Death
Moorehead died of uterine cancer on April 30, 1974 in Rochester, Minnesota. Her mother, Mary M. Moorehead (August 25, 1883 – June 8, 1990) survived her by 16 years, dying at the age of 106 in 1990.
Moorehead appeared in the movie The Conqueror (1956), which was shot near St. George, Utah – downwind from the Yucca Flat, Nevada nuclear test site. She was one of over 90 (of 220) cast and crew members—including costars Susan Hayward, John Wayne, and Pedro Armendariz, as well as director-producer Dick Powell – who, over their lifetimes, all developed cancer(s); at least 46 from cast and crew have since died from cancer(s), including all of those named above. No bombs were tested during the actual filming of The Conqueror, but 11 explosions occurred the year before. Two of them were particularly "dirty," depositing long-lasting radiation over the area. The 51.5-kiloton shot code-named "Simon" was fired on April 25, 1953, and the 32.4-kiloton blast "Harry" went off May 19. (In contrast, the bomb dropped on Hiroshima was 13 kilotons.) "Fallout was very abundant more than a year after Harry," says Dr. Pendleton, a former AEC researcher. "Some of the isotopes, such as strontium 90 and cesium 137, would not have diminished much." Pendleton points out that radioactivity can concentrate in "hot spots" such as the rolling dunes of Snow Canyon, a natural reservoir for windblown material. It was the place where much of The Conqueror was filmed. Pendleton also notes that radioactive substances enter the food chain. By eating local meat and produce, the Conqueror cast and crew were increasing their risk. Dr. Robert C. Pendleton, director of radiological health at the University of Utah, stated, "With these numbers, this case could qualify as an epidemic. The connection between fallout radiation and cancer in individual cases has been practically impossible to prove conclusively. But in a group this size you'd expect only 30-some cancers to develop. With 91, I think the tie-in to their exposure on the set of The Conqueror would hold up even in a court of law."

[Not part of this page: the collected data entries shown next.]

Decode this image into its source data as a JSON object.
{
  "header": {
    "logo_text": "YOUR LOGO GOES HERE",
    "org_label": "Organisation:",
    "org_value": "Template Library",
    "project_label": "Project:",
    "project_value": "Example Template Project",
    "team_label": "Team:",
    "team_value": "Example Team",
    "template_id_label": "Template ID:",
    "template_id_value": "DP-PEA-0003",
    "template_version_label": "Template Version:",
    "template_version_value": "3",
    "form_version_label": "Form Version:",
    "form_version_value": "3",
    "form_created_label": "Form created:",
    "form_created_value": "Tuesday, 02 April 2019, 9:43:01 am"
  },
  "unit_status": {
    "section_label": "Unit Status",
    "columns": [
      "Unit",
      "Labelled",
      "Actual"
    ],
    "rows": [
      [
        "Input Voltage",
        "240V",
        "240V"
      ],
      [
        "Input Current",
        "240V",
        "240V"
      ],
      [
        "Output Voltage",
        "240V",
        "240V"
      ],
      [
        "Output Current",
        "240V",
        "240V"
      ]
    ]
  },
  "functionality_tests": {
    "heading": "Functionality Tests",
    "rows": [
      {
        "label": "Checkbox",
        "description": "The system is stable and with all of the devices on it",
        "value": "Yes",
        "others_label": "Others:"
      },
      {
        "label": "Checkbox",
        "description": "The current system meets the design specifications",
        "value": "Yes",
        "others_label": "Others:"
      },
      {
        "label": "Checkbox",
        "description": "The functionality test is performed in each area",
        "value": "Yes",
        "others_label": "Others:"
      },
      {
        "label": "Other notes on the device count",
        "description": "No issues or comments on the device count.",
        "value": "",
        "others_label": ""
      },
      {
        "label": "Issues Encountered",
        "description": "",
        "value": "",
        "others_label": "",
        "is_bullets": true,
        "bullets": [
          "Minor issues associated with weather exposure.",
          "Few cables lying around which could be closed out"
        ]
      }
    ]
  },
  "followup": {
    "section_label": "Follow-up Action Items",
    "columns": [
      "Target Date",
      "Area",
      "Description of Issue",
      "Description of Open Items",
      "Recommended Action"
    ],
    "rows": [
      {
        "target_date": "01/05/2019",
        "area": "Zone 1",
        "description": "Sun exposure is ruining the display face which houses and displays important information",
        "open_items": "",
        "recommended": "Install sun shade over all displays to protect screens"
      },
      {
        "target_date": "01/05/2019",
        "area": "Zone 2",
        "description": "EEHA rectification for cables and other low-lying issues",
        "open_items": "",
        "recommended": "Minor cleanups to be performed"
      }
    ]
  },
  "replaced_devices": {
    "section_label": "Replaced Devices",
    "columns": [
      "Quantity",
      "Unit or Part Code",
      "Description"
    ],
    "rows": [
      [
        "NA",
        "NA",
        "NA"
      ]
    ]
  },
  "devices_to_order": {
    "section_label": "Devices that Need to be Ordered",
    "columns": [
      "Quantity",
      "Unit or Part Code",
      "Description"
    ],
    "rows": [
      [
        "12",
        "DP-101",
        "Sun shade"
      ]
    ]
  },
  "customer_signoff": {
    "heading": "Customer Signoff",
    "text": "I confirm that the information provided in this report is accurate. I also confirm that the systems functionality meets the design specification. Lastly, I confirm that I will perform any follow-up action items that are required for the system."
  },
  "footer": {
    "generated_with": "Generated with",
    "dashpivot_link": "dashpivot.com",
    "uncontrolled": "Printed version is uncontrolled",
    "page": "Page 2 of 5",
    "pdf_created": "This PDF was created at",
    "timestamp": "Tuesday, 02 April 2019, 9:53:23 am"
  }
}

Moorehead was one of the first members of the company to make a connection between the film and the fallout. Her close friend Sandra Gould, who was featured with her on Bewitched, recalls that long before Moorehead developed the uterine cancer that killed her in 1974, she recounted rumors of "some radioactive germs" on location in Utah, observing: "Everybody in that picture has gotten cancer and died." As she was dying, she reportedly said: "I should never have taken that part."
Moorehead is entombed at Dayton Memorial Park in Dayton, Ohio.
Moorehead bequeathed her 1967 Emmy Award statue for The Wild Wild West, her private papers, and her home in Rix Mills, Ohio, to her alma mater Muskingum College. She left her family's Ohio estate and farmlands, Moorehead Manor, to Bob Jones University in Greenville, South Carolina, as well as some biblical studies books from her personal library. Her will stipulated that BJU should use the farm for retreats and special meetings "with a Christian emphasis", but the distance of the estate from the South Carolina campus rendered it mostly useless. In May 1976, BJU traded the Moorehead farmlands with an Ohio college for $25,000 and a collection of her library books. Moorehead also left her professional papers, scripts, Christmas cards and scrapbooks to the Wisconsin Center for Film and Theater Research at the Wisconsin Historical Society.
In 1994, Moorehead was posthumously inducted into the St. Louis Walk of Fame. The Touchdown Tavern in Reedsburg, Wisconsin, opened the Agnes Moorehead Lounge, exhibiting memorabilia.